Menulis itu bukan Hobi atau Bakat, Menulis itu Mau atau Tidak.

Catatan menulis bagi mereka
Oleh: Moh. Alim

Siapapun bisa menulis. Sejak SD kelas bawah kita sudah belajar menulis. Bahkan saat ini kelompok bermain pun sudah diajari menulis.

Perkembangan zaman menuntut orang untuk bisa menulis. Tak percaya? Siapa yang akan mengisi konten-konten menarik dalam segala sisi teknologi jika bukan seorang penulis. Penulis itu universal. Dia adalah observator nomor satu yang mendapatkan tugas menyampaikan informasi terpercaya melalui tulisan kepada semua orang penikmat/pemakai teknologi.

Apakah juga dalam masa yang berbasis digital seperti saat ini? Tentunya iya. Kita bisa melihat mulai dari e-book dari semua bidang kehidupan. Baik dari bidang agama, sosial, budaya, dan semuanya. Telah ada dalam e-literacy. Hal tersebut menunjukkan bahwa literasi tidak akan musnah dan berhenti karena perkembangan teknologi. Namun sebaliknya literasi akan sejalan dengan perkembangan zaman yang ada.

Menulis memang perlu sebuah kemauan.
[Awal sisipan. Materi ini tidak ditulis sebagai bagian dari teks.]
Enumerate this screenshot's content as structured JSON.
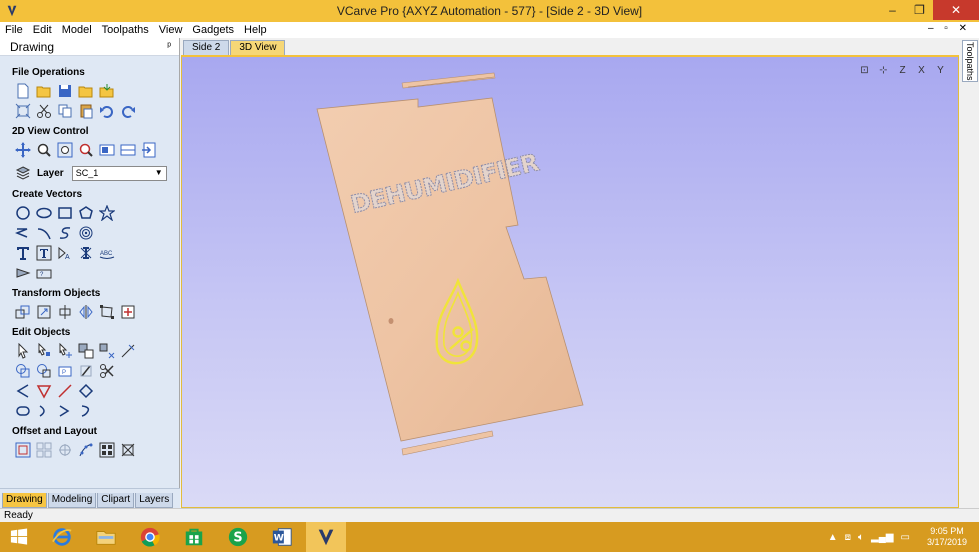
{
  "window": {
    "title": "VCarve Pro {AXYZ Automation - 577} - [Side 2 - 3D View]",
    "minimize": "–",
    "restore": "❐",
    "close": "✕"
  },
  "menu": [
    "File",
    "Edit",
    "Model",
    "Toolpaths",
    "View",
    "Gadgets",
    "Help"
  ],
  "mdi_controls": "– ▫ ✕",
  "left_panel": {
    "title": "Drawing",
    "pin": "ᵖ",
    "sections": {
      "file_operations": "File Operations",
      "view_control": "2D View Control",
      "create_vectors": "Create Vectors",
      "transform_objects": "Transform Objects",
      "edit_objects": "Edit Objects",
      "offset_layout": "Offset and Layout"
    },
    "layer_label": "Layer",
    "layer_value": "SC_1",
    "bottom_tabs": [
      "Drawing",
      "Modeling",
      "Clipart",
      "Layers"
    ]
  },
  "doc_tabs": [
    "Side 2",
    "3D View"
  ],
  "right_tab": "Toolpaths",
  "view_icons": [
    "⊡",
    "⊹",
    "Z",
    "X",
    "Y"
  ],
  "scene": {
    "carved_text": "DEHUMIDIFIER",
    "wood_color": "#eec4a4",
    "engrave_color": "#f0e43a"
  },
  "status": "Ready",
  "clock": {
    "time": "9:05 PM",
    "date": "3/17/2019"
  },
  "colors": {
    "title_bar": "#f3c13b",
    "taskbar": "#d79b20",
    "panel_bg": "#dfe8f4"
  }
}
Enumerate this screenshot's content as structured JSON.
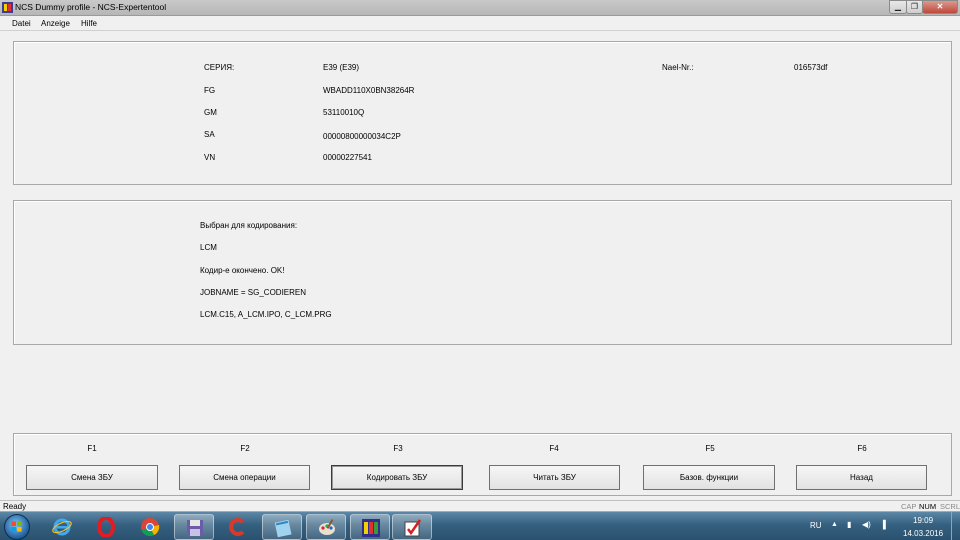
{
  "window": {
    "title": "NCS Dummy profile - NCS-Expertentool",
    "min_glyph": "▁",
    "max_glyph": "❐",
    "close_glyph": "✕"
  },
  "menu": {
    "items": [
      "Datei",
      "Anzeige",
      "Hilfe"
    ]
  },
  "vehicle": {
    "series_label": "СЕРИЯ:",
    "series_value": "E39 (E39)",
    "fg_label": "FG",
    "fg_value": "WBADD110X0BN38264R",
    "gm_label": "GM",
    "gm_value": "53110010Q",
    "sa_label": "SA",
    "sa_value": "00000800000034C2P",
    "vn_label": "VN",
    "vn_value": "00000227541",
    "nael_label": "Nael-Nr.:",
    "nael_value": "016573df"
  },
  "coding": {
    "lines": [
      "Выбран для кодирования:",
      "LCM",
      "Кодир-е окончено. OK!",
      "JOBNAME = SG_CODIEREN",
      "LCM.C15, A_LCM.IPO, C_LCM.PRG"
    ]
  },
  "function_keys": [
    {
      "key": "F1",
      "label": "Смена ЗБУ"
    },
    {
      "key": "F2",
      "label": "Смена операции"
    },
    {
      "key": "F3",
      "label": "Кодировать ЗБУ"
    },
    {
      "key": "F4",
      "label": "Читать ЗБУ"
    },
    {
      "key": "F5",
      "label": "Базов. функции"
    },
    {
      "key": "F6",
      "label": "Назад"
    }
  ],
  "status": {
    "text": "Ready",
    "cap": "CAP",
    "num": "NUM",
    "scrl": "SCRL"
  },
  "taskbar": {
    "language": "RU",
    "time": "19:09",
    "date": "14.03.2016",
    "app_icons": [
      "start-orb-icon",
      "internet-explorer-icon",
      "opera-icon",
      "chrome-icon",
      "floppy-save-icon",
      "ccleaner-icon",
      "notepad-icon",
      "paint-icon",
      "ncs-expert-icon",
      "checklist-icon"
    ]
  },
  "colors": {
    "titlebar": "#c0c0c0",
    "panel_bg": "#f0f0f0",
    "taskbar": "#35607f"
  }
}
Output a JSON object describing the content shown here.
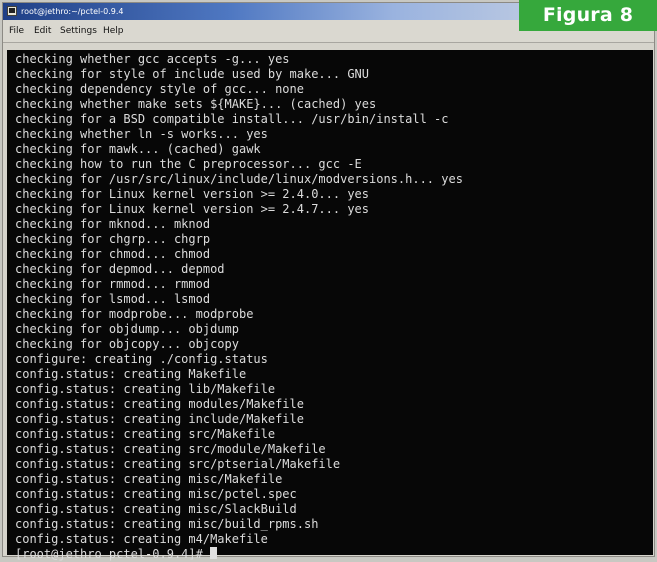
{
  "window": {
    "title": "root@jethro:~/pctel-0.9.4"
  },
  "figure_label": "Figura 8",
  "menu": [
    "File",
    "Edit",
    "Settings",
    "Help"
  ],
  "terminal": {
    "lines": [
      "checking whether gcc accepts -g... yes",
      "checking for style of include used by make... GNU",
      "checking dependency style of gcc... none",
      "checking whether make sets ${MAKE}... (cached) yes",
      "checking for a BSD compatible install... /usr/bin/install -c",
      "checking whether ln -s works... yes",
      "checking for mawk... (cached) gawk",
      "checking how to run the C preprocessor... gcc -E",
      "checking for /usr/src/linux/include/linux/modversions.h... yes",
      "checking for Linux kernel version >= 2.4.0... yes",
      "checking for Linux kernel version >= 2.4.7... yes",
      "checking for mknod... mknod",
      "checking for chgrp... chgrp",
      "checking for chmod... chmod",
      "checking for depmod... depmod",
      "checking for rmmod... rmmod",
      "checking for lsmod... lsmod",
      "checking for modprobe... modprobe",
      "checking for objdump... objdump",
      "checking for objcopy... objcopy",
      "configure: creating ./config.status",
      "config.status: creating Makefile",
      "config.status: creating lib/Makefile",
      "config.status: creating modules/Makefile",
      "config.status: creating include/Makefile",
      "config.status: creating src/Makefile",
      "config.status: creating src/module/Makefile",
      "config.status: creating src/ptserial/Makefile",
      "config.status: creating misc/Makefile",
      "config.status: creating misc/pctel.spec",
      "config.status: creating misc/SlackBuild",
      "config.status: creating misc/build_rpms.sh",
      "config.status: creating m4/Makefile"
    ],
    "prompt": "[root@jethro pctel-0.9.4]# "
  }
}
Menulis tidak hanya perlu keahlian. Seorang ahli itu ada karena dia mau dan telah terbiasa. Sepandai apapun orang dalam hal penguasaan bahasa (kaidah kepenulisan) dan hal-hal yang ada di dalamnya, jika dia tidak mau menulis, maka tak akan ada satu karya pun yang ia hasilkan.
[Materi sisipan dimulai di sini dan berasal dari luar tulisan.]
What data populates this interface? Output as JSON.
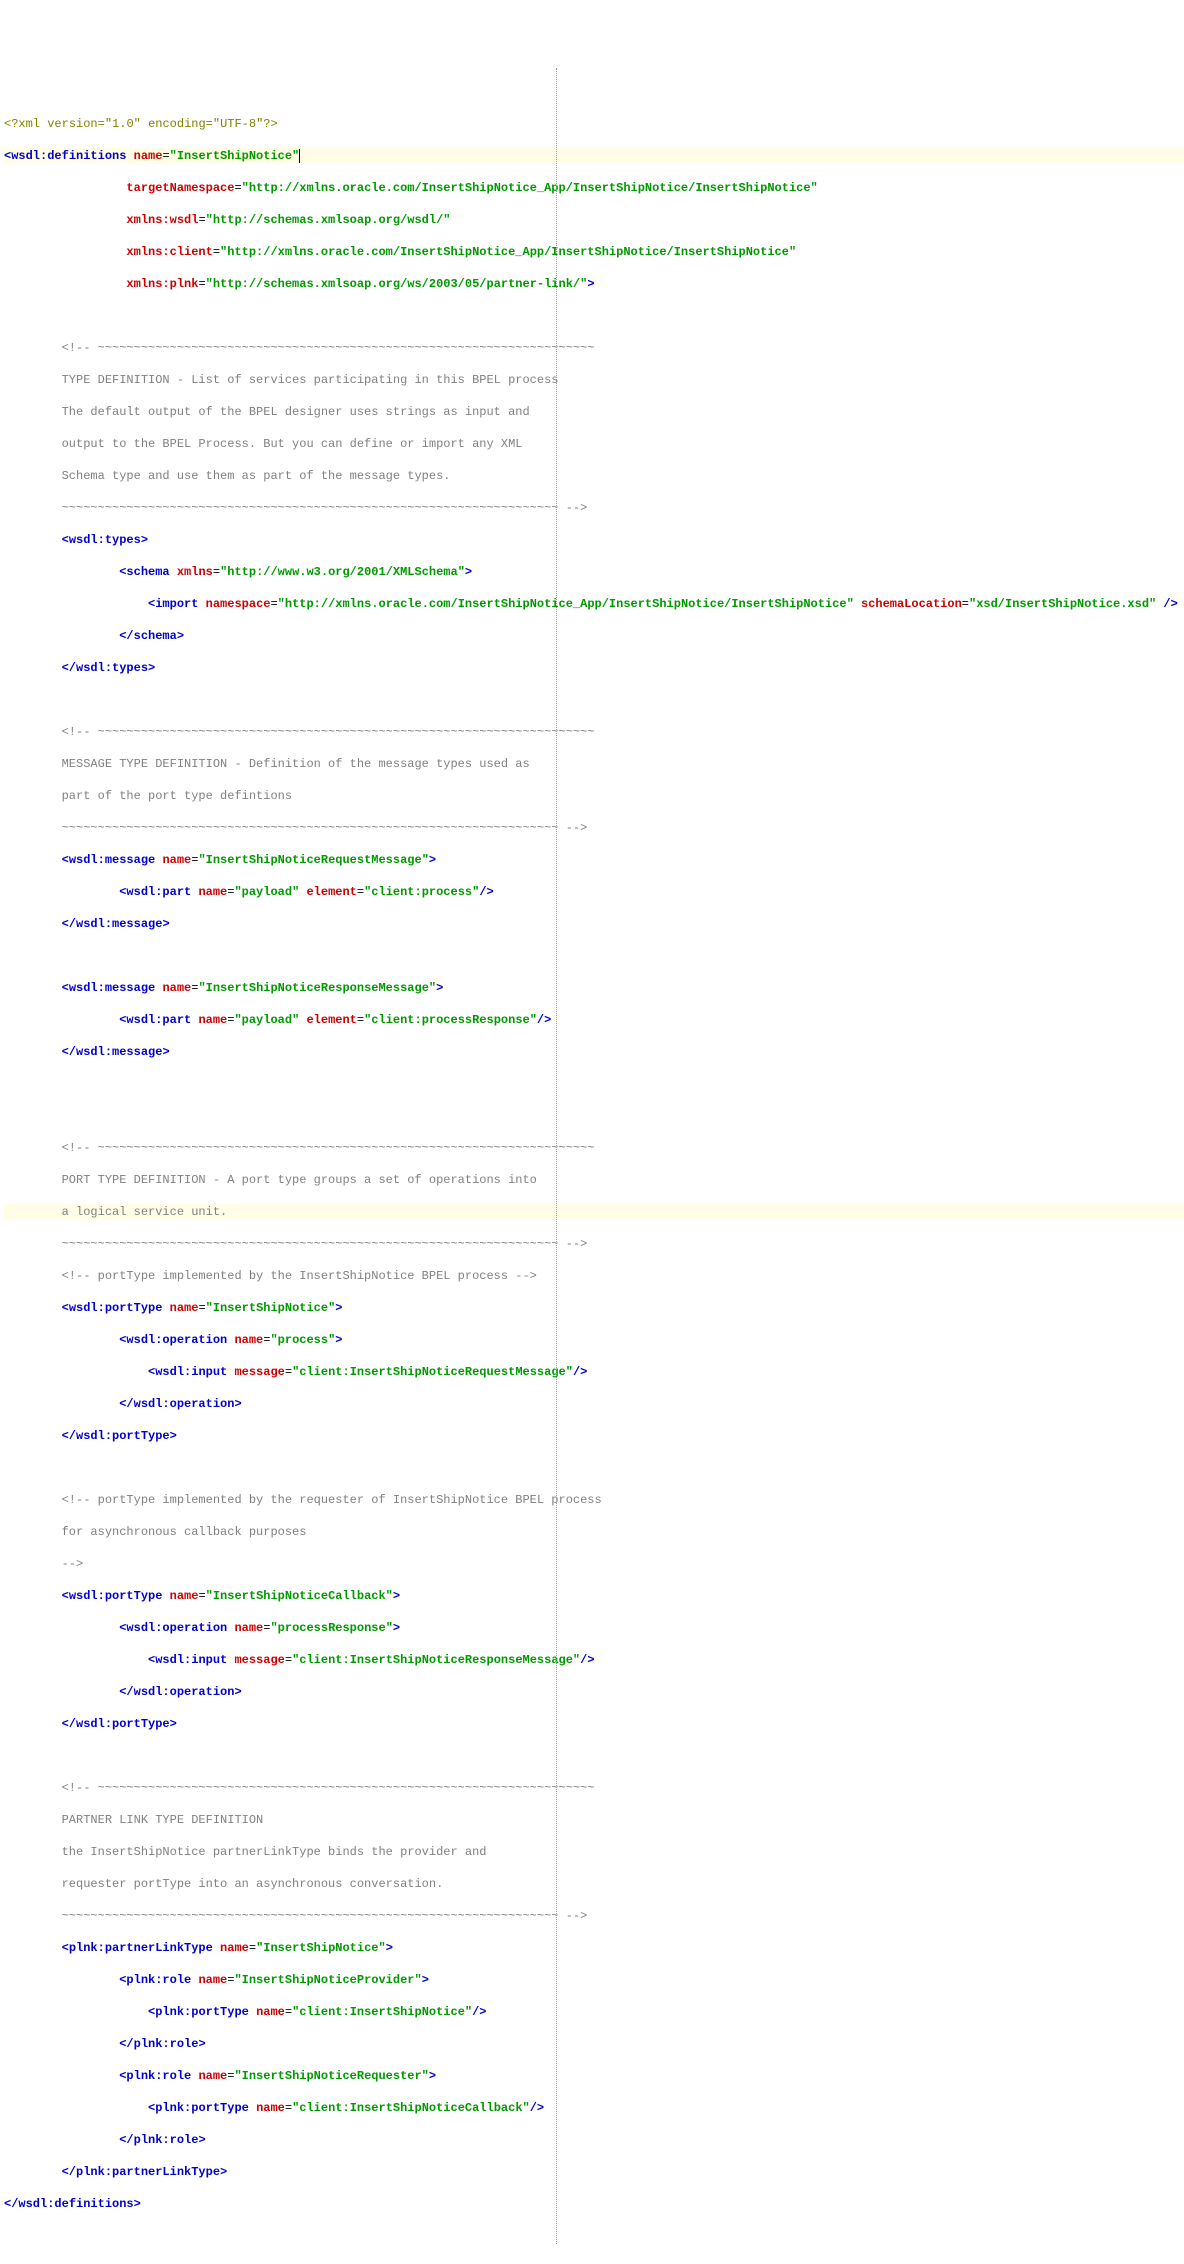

Saya pernah beberapa kali membuktikan kepada peserta didik atau teman belajar di kelas X. Ketika saya memberikan tugas untuk menuliskan apa yang mereka fikirkan tentang tema (yang saya berikan), mereka dengan serta-merta menulis sesuai permintaan saya. Ketika saya memberikan batasan minimal enam kalimat dalam satu paragraf, mereka pun membuat minimal enam kalimat. Meski bentuknya ada yang tidak karuan (susunan kalimatnya berantakan), toh mereka bisa menulis.

Dalam hasil karya tulisan mereka, tentang ejaan dan pemilihan kata, itu menjadi ukuran penilaian nomor sekian. Karena hal tersebut dapat dipelajari dengan pembiasaan. Hal pertama adalah kemauan mereka dalam menulis. Hal kedua adalah isi tulisan mereka. Baru setelah itu adalah tentang diksi dan ejaan.

Jika kemudian mereka menulis beberapa kali. Saya yakin tulisan mereka akan semakin meningkat. Baik dalam segi muatan isi, diksi, dan ejaan. Pasti akan semakin baik. Setelah kemauan harus ada pembiasaan.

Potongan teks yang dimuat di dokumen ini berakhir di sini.